Punjabi - Religion and Expressive Culture



Religious Beliefs. As of the 1981 census, the population of Indian Punjab reported itself as being 37 percent Hindu, 61 percent Sikh, 1 percent Muslim, and a little more than 1 percent Christian, with smaller portions of Buddhists, Jains, and others. Pakistani Punjab is about 97 percent Muslim and 2 percent Christian, with small numbers of others.

Religious Practitioners. Each religion has its own taxonomy of practitioners, and in addition there are many kinds of folk or customary practitioners. For example, a jyotshi would be a Brahman who professed some kind of ability to foretell the future, by astrology or other means. A nai is a barber. Since the last Sikh Guru enjoined his followers to leave their hair and beards uncut, nais in principle have little work in Sikh villages. But they commonly serve as ritual managers of weddings, while their wives work as midwives. There are Muslim and Hindu sants who obtain reputations for holiness and may attract supporters for activities such as maintaining or rebuilding a local shrine or for curing diseases. And there are storytellers, poets, singers, and preachers who go from village to village or from one religious event to another throughout the region.

Ceremonies. Rural Punjabis of all religions share many ceremonies considered customary, associated with the Individual life cycle, village life, and the round of the seasons. Most of the specific ceremonies associated with marriages come under this heading, as do ceremonies of birth, naming, and death. An important sequence of annual rituals celebrates the successive roles a woman plays in her life. The Ceremony of tij is celebrated as the rains begin by young girls and their brothers in the house of their parents; in the fall harvest season karue is celebrated by newly married and older married women in the house of the young woman's parents or in-laws; and in March (in Punjab a time of pleasant weather and steady growth of the all-important wheat crop) behairi is celebrated by mothers and their young children in the house of the husband. On the night of Diwali, in October/November, all buildings and structures of a village are outlined in little oil lamps ( diwas ) and people ask God for prosperity; and in midwinter there is a ceremony called "Tails" (meaning cattle), when men go in the evening to collect sweets from houses where boys have been born in the village, build a fire of dung (the traditional cooking fuel) at the village gate, pray to God for the health of the boys and more in the future, and distribute the sweets to the village children who come to collect them. Farmers commonly offer first fruits at village shrines, and almost any start of a venture or stroke of good fortune is an occasion for distributing sweets.

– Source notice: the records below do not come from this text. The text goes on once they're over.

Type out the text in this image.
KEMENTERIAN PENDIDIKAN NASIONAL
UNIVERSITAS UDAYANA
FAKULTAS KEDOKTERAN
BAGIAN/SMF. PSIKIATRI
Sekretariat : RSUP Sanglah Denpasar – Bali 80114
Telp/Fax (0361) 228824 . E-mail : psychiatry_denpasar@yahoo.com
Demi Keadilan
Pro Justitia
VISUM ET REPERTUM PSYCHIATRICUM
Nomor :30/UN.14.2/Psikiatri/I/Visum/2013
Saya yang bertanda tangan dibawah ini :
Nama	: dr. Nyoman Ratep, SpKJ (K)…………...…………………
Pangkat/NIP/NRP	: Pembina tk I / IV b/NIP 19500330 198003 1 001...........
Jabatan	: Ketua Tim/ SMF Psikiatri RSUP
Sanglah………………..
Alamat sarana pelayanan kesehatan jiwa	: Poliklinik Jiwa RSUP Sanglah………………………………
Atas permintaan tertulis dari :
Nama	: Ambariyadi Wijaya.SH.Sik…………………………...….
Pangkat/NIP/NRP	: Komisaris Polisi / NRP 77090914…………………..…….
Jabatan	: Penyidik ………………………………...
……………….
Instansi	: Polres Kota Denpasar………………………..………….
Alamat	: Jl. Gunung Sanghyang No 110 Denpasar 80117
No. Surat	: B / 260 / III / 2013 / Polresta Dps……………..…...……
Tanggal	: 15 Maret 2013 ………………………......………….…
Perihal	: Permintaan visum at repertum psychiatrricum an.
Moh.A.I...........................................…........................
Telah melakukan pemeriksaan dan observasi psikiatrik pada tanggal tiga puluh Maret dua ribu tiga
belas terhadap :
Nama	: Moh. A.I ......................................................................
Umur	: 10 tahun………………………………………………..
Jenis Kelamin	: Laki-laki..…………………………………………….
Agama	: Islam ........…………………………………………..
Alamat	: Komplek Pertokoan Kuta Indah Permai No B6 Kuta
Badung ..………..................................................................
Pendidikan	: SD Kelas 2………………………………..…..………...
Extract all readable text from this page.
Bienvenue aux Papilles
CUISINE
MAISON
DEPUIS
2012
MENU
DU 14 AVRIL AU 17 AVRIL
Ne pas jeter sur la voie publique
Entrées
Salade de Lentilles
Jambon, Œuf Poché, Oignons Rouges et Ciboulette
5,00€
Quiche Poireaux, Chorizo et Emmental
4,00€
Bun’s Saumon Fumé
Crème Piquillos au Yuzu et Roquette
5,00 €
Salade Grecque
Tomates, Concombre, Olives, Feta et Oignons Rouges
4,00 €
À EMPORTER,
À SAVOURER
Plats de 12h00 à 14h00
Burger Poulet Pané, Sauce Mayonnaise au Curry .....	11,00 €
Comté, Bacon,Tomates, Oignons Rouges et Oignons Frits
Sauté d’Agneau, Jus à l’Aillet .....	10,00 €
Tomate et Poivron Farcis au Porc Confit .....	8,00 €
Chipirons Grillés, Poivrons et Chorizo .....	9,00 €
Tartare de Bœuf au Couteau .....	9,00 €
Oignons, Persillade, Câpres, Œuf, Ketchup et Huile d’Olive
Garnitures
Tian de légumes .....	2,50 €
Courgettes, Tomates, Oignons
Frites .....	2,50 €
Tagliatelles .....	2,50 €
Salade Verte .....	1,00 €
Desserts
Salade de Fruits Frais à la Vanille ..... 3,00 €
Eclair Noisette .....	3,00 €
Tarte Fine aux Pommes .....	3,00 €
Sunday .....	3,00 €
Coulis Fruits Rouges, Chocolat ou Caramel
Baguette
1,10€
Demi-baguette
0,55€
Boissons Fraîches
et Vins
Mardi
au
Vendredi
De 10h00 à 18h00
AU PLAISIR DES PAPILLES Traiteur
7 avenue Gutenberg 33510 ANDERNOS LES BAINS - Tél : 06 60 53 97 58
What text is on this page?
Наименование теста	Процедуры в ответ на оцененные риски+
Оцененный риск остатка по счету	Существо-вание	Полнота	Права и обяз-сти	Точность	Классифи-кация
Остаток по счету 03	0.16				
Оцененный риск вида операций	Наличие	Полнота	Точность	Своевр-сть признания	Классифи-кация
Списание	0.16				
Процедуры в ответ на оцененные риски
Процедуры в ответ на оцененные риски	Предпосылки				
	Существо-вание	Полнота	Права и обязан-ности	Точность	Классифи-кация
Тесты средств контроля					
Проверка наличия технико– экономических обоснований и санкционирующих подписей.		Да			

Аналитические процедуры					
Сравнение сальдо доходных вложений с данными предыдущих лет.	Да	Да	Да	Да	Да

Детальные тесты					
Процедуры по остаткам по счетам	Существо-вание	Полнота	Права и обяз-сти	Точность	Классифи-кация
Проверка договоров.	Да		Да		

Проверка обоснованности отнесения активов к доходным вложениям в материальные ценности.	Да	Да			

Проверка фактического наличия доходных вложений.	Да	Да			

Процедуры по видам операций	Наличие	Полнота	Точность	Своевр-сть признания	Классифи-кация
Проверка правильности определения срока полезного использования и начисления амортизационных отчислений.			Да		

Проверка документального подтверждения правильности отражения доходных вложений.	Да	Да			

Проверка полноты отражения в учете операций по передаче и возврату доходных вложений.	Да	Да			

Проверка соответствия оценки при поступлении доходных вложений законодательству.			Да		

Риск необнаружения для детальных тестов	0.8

Arts . Punjab has generated distinctive forms of virtually all the arts, from dance to architecture, bawdy folk epics to sublime theological poetry. The best-known folk dance is lively and complex bhangra, named for bhang (marijuana). In architecture, the most distinctive major form is that of the Sikh Gurdwaras, which blend Mogul and Rajput elements. In Literature, the most famous and prominent forms are romantic epic poems. The main ones are Heer Ranjha, Sassi Punun, and Mirza Shahiban, all by Muslim authors. Older than these are thirteenth-century theological sufi poems of Shaik Farid. In the Sikh tradition, closely allied in sentiment and style to the sufi, the most notable groups of poems are by Guru Nanak (1469-1539) and Guru Arjun Dev (1563-1606). There are also numerous modern poets and writers on both secular and religious topics and an active film industry that relies heavily on melodrama, folksong, and dance.


Medicine. Punjabis support all the forms of medical practice available in India, and when they can afford it, generally prefer the Western.


Death and Afterlife. The main formalized beliefs Concerning death and the afterlife are those of the three major Religious traditions, but the Punjabi versions of these traditions are generally austere, individualistic, and pragmatic. Religion is viewed as a source of strength and inspiration to meet the obligations of this world more than as a gateway to another. Funeral practices vary according to religion.